El gobierno del Reino Unido ha acordado instaurar el próximo abril una ley que cambiará las reglas del consumo pornográfico en internet

Aquellos viejos tiempos en que los jóvenes amantes del porno debían transitar los arduos caminos de la prohibición y de la vergüenza para comprar una mísera revista pornográfica están a punto de resucitar. O al menos en el Reino Unido, donde las fuerzas políticas han acordado instaurar el próximo abril una ley que cambiará las reglas del consumo pornográfico en internet: quien quiera echar el rato viendo un misionero, un inverse gangbang o cualquier otra escena sexual en alguna página porno deberá acreditar su mayoría de edad usando su DNI o comprando tarjetas de autorización en tiendas físicas.

La medida, sabor Orwell en nuestros paladares millennials y centennials acostumbrados a catar porno con la facilidad con la que saboreamos aceitunas de la nevera, tiene buenas intenciones: salvarnos de la pornosexualidad que envenena nuestras generaciones. España, por ejemplo, ocupa la 13º posición en el ranking de países que más porno en línea consumen, según datos de Pornhub.
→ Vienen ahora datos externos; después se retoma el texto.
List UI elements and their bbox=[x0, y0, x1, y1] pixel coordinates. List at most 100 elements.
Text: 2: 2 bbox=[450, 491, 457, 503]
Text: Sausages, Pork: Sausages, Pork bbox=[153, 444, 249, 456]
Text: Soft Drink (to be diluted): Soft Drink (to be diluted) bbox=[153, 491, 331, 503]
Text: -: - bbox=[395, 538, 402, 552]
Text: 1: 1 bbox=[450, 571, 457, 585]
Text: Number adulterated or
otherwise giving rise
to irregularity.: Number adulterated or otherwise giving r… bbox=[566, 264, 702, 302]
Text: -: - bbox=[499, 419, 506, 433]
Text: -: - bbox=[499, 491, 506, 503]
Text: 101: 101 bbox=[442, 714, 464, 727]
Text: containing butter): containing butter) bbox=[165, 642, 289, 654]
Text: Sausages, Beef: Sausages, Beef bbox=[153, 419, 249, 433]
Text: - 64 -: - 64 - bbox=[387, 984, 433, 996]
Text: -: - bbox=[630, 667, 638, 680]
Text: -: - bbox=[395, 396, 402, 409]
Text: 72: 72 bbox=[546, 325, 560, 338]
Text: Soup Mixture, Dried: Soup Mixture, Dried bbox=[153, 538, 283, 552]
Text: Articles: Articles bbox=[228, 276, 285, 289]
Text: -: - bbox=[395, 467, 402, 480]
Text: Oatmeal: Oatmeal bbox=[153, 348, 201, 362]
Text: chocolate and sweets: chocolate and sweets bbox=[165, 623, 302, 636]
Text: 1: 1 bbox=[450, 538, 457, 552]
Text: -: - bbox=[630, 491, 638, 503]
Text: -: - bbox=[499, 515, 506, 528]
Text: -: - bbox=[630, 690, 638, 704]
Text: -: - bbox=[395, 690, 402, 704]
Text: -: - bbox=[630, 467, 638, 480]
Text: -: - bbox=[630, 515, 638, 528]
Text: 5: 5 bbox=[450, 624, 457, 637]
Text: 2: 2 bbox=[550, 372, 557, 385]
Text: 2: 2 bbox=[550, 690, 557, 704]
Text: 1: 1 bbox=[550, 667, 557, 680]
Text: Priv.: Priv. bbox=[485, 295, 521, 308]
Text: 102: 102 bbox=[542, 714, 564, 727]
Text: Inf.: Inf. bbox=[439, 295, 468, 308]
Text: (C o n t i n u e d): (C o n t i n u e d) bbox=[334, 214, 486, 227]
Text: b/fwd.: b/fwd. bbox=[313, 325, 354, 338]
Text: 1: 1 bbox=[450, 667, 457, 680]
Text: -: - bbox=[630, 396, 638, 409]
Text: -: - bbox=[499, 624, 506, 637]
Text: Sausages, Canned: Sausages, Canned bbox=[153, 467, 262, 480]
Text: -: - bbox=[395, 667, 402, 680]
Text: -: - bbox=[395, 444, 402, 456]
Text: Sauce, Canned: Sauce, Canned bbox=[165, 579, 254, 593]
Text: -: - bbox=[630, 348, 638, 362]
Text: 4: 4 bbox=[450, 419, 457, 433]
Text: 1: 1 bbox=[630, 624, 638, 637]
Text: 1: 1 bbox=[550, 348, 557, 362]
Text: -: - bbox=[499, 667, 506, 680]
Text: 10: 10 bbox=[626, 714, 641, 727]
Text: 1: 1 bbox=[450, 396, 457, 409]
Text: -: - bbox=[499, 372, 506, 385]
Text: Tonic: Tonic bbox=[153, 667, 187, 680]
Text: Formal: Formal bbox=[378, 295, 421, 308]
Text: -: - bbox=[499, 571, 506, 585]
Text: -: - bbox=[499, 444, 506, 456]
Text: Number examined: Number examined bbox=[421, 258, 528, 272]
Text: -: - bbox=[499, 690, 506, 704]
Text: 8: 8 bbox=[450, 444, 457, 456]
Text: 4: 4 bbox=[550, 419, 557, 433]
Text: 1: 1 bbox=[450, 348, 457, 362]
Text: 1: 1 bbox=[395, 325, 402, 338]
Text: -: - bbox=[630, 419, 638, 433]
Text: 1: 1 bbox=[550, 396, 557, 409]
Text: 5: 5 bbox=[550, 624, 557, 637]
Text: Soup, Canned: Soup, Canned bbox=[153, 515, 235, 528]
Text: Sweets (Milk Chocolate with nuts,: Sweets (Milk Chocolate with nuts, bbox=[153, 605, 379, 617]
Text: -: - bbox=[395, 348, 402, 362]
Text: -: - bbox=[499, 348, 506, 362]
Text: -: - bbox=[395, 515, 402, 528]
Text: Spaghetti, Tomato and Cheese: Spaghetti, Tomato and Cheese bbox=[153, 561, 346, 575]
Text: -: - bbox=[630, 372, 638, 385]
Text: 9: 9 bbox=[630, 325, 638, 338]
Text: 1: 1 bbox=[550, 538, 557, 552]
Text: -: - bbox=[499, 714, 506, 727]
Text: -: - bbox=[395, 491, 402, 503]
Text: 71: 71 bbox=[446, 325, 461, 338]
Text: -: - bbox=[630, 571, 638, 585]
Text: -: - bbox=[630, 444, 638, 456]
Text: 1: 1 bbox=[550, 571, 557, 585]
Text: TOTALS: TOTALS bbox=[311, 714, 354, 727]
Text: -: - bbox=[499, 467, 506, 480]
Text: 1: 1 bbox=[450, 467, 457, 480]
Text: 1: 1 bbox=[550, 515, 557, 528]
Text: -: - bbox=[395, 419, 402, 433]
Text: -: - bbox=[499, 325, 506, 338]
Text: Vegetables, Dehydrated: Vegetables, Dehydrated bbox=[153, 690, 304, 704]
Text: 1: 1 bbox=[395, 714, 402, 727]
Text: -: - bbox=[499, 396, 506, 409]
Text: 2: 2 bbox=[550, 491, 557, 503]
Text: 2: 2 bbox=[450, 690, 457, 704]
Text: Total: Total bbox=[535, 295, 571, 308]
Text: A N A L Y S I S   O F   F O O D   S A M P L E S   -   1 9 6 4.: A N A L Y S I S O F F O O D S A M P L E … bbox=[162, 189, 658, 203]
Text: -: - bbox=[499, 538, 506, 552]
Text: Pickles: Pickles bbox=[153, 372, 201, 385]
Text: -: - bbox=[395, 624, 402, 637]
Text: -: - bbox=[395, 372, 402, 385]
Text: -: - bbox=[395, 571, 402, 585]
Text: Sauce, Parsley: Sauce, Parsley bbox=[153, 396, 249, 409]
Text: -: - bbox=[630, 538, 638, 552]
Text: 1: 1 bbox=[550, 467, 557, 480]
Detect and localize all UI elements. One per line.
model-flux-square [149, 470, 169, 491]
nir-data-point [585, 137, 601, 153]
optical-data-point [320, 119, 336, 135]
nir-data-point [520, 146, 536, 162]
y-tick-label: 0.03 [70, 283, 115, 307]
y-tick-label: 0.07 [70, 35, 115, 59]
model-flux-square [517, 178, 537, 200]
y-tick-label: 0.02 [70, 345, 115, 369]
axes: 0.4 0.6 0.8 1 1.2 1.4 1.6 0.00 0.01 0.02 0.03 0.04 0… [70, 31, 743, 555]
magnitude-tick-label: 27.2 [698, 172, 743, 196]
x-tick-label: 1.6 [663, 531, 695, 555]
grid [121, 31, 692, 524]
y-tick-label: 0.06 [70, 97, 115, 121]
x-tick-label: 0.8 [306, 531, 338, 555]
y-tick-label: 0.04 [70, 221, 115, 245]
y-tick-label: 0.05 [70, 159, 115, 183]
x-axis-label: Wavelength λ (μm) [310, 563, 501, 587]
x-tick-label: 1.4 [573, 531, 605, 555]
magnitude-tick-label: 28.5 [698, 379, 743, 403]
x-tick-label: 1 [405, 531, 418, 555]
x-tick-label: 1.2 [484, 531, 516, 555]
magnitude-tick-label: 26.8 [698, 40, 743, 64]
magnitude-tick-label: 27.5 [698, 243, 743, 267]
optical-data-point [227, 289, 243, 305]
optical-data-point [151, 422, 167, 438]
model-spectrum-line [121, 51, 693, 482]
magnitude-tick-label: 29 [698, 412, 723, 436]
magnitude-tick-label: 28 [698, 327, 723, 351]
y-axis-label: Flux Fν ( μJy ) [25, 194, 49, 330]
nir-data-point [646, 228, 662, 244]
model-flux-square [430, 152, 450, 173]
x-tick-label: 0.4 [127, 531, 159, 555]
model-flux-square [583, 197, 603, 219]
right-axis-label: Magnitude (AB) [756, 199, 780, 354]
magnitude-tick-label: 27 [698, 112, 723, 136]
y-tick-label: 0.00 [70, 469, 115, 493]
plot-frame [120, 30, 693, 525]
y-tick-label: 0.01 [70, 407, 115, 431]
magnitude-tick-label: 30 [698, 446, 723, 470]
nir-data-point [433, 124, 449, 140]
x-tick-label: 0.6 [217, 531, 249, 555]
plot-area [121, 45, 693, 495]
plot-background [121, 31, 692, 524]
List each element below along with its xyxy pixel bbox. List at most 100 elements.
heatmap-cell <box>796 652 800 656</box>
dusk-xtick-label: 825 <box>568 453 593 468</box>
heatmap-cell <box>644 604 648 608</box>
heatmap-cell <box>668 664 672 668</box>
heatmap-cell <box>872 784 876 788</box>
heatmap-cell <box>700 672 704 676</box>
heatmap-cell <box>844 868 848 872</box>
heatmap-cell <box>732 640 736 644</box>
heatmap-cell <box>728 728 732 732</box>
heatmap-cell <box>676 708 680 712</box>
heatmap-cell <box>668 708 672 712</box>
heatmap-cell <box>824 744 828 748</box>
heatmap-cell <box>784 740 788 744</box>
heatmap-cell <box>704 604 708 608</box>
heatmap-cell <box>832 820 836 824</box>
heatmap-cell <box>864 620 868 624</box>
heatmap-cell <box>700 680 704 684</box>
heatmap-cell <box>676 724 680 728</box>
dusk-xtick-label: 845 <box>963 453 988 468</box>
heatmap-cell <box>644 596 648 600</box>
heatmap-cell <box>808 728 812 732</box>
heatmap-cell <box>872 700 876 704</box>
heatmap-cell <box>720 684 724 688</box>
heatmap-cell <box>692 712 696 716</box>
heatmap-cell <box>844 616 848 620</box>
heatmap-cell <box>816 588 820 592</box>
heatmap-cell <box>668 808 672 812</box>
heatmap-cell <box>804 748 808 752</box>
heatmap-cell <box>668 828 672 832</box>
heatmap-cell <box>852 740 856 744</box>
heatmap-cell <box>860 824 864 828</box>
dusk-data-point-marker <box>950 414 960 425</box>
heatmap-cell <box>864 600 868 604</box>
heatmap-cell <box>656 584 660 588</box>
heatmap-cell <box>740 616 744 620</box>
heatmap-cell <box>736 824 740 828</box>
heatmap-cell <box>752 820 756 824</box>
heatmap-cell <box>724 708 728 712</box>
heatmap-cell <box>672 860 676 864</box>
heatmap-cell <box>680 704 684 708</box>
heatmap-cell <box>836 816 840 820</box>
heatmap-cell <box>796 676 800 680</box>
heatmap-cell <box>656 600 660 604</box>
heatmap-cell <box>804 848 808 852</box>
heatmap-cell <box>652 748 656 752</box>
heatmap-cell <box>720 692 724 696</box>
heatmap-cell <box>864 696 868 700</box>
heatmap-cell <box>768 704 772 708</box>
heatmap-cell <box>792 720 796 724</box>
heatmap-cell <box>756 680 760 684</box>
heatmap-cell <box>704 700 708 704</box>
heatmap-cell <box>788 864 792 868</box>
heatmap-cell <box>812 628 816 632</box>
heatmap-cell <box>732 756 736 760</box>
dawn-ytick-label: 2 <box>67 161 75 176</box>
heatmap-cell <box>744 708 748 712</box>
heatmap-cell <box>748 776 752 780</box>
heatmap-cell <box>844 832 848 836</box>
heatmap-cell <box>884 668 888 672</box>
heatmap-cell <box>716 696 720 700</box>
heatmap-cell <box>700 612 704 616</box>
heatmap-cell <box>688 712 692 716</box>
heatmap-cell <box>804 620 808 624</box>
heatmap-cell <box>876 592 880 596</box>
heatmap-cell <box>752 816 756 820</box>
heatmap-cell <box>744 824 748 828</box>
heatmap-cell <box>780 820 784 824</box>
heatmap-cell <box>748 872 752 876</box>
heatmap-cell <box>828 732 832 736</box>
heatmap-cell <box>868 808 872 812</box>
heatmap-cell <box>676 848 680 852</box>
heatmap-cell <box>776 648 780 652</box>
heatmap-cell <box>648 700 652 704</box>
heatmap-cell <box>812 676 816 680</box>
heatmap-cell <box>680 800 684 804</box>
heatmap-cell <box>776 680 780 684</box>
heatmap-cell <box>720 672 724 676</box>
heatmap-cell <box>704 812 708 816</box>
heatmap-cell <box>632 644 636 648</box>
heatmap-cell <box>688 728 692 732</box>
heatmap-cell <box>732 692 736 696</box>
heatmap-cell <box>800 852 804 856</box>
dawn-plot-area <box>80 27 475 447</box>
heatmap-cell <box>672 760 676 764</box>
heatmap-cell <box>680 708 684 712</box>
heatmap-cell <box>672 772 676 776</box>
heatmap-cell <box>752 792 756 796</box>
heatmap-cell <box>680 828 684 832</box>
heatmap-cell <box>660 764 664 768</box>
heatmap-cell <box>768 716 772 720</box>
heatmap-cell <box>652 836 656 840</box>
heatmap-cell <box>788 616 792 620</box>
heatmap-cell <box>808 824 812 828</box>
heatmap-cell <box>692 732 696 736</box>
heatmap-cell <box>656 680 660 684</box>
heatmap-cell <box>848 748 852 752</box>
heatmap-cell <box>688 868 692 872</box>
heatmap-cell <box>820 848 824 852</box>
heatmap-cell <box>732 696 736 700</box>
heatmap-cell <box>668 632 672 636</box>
Y del total de masturbadores y masturbadoras adictos al porno de nuestro país, hasta un 38% son jóvenes de entre los 25 y los 34 años. Con diferencia, los más pornfriendly del país. Y sí, nos está pasando factura.

Así que para prevenir que los adolescentes prueben las mieles del porno y vean maltrechas sus expectativas sexuales, el gobierno británico ha ordenado a la British Board of Film Clasification, responsable de censurar pelis y videojuegos, regular el acceso a webs cuyo contenido porno supere el 30%. Ya no bastará con el ridículo trámite de darle 'sí' cuando la página te pregunta si eres mayor de edad. Habrá que pasar, como nuestros padres, por los arduos caminos de la prohibición y la vergüenza: vincular tu DNI al visionado o pedirle cara a cara a un dependiente la tarjeta de autorización.

Las intenciones son buenas, pero las maneras no. En primer lugar, porque supone una violación de la privacidad de los usuarios. Adiós tranquilidad, adiós intimidad. En segundo lugar, porque podría motivar a los menores a buscar vías alternativas ilegales para acceder a ese contenido, como comprarle las tarjetas de verificación a adultos por precios superiores. Y tercero, y más importante, porque las medidas encaminadas a proteger la salud sexual juvenil deberían venir por otro lado: educación, educación, educación y más educación sexual en las instituciones escolares. Menos prohibir. Más guiar.